By Steve Silverman
» More Columns
The New York Rangers appeared to be in way over their heads against the Pittsburgh Penguins, at least when it came to individual matchups in the series.
Alain Vigneault could align his players any way he wanted, but it still came down to stopping — or at least slowing down — the likes of Sidney Crosby, Evgeni Malkin, James Neal, Chris Kunitz, Kris Letang and Brandon Sutter.
Go down the Rangers roster, and Vigneault couldn’t match up and come out ahead.
Perhaps the Chicago Blackhawks or the Anaheim Ducks had the talent to compete with the Penguins, but that’s about it in the NHL.
But the Penguins haven’t been at their best in the postseason since 2009, when they defeated the Detroit Red Wings in a classic seven-game series and won the only Stanley Cup that Crosby and Malkin have ever lifted.
The game of hockey is not just about talent. Emotion comes into play in the NHL perhaps more than it does in any other sport. The Rangers had plenty of it in their final three games against the Penguins, and that surge helped light the fuse for an amazing comeback victory in the series.
It certainly didn’t look like the Rangers had a prayer after four games, and that’s when Marty St. Louis got the heart-rending news that he had lost his mother.
Tragedy does not wait until the end of a playoff series to strike. It kicked St. Louis when he was down, but he refused to let it defeat him.

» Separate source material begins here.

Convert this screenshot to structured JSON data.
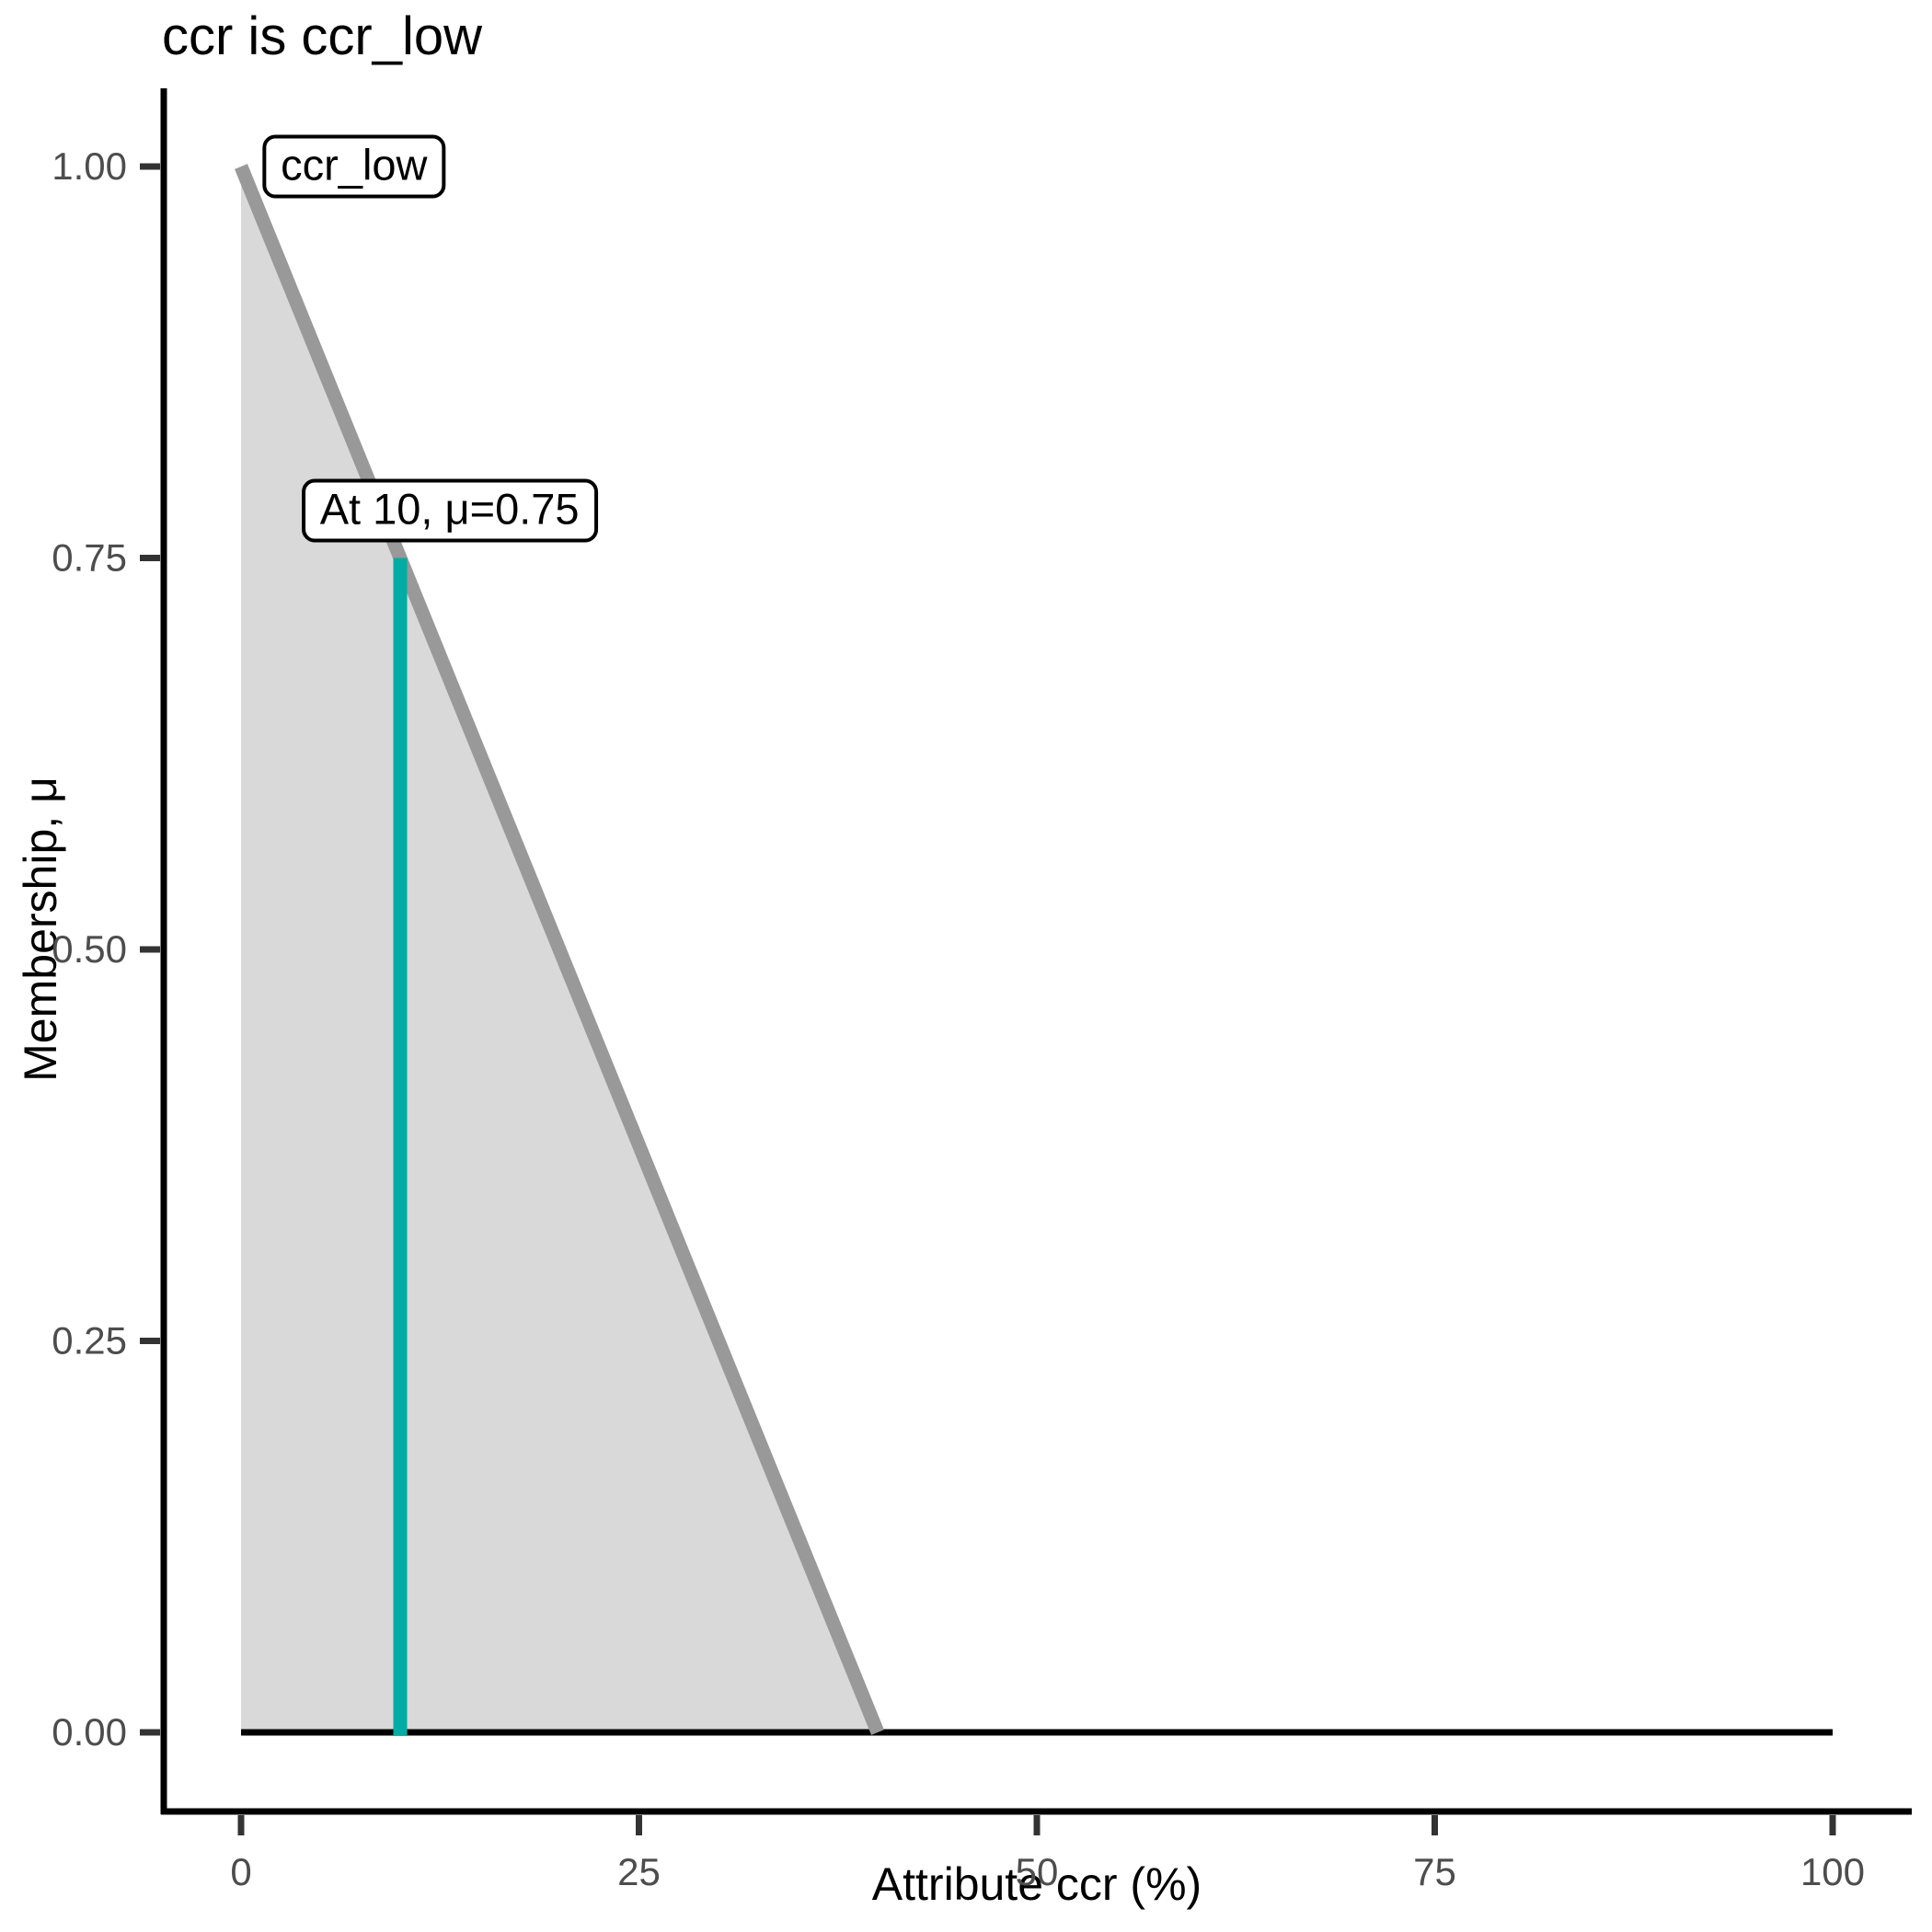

Instead, he used the memory of his mother to help inspire him to play the best hockey he could from that point forward. His teammates were not about to let him go it alone, either.
When they went back to Pittsburgh for Game 5 — and what should have been the wipeout game of the series — the Rangers played with passion, fervor and abandon. Those factors had been missing in the games at Madison Square Garden, and they were able to dominate with a 5-1 victory.
Derick Brassard scored two goals to lead the way, and suddenly the Rangers had life. If they could overwhelm the Penguins on their home ice, surely they could come up with a decent effort at home in Game 6.
It wasn’t always pretty, but the Rangers jumped out early in that game on goals by St. Louis and Carl Hagelin. The Penguins would blunt that early momentum when Sutter scored later in the first period, but that’s all they would get.
Henrik Lundqvist frustrated Crosby, Malkin, Neal and Kunitz at every turn and the Rangers squared the series.
The Penguins had an eerie feeling as they took the ice at home for Game 7. In the previous four years they had been upset by lower-seeded teams. They had been swept by the Bruins, embarrassed by the Flyers, taken out by the Lightning and drummed by the Canadiens.
Past failures were swimming around in their heads — particularly the heads of Crosby, goalie Marc-Andre Fleury and head coach Dan Bylsma.
That’s what gave the Rangers an advantage coming into this game. They had Lundqvist, who has known nothing but success in Game 7s, and they also had Brad Richards, who was 6-0 in Game 7s throughout his career.
Was it really a surprise that Lundqvist held the Pens to one goal and that Richards scored the winner in a 2-1 game?
Was it really a shocker that Fleury let the Rangers back into the series and that Crosby scored just one goal in the playoff season?
The answers to all of those questions is no, and in resounding fashion.
The Rangers have very little history with St. Louis, as he joined them late in the regular season as a trade-deadline acquisition. However, they did not let a factor like time keep them from embracing him and helping him through his difficult moment.
The Rangers rose to the occasion and beat a more talented opponent. They will sit and wait for Boston or Montreal to emerge as their opponents in the Eastern Conference finals.
Who’s to say the Rangers won’t be able to come up with an answer for either one of those teams?
They are a dangerous, hungry and emotional team. Sometimes, that’s enough.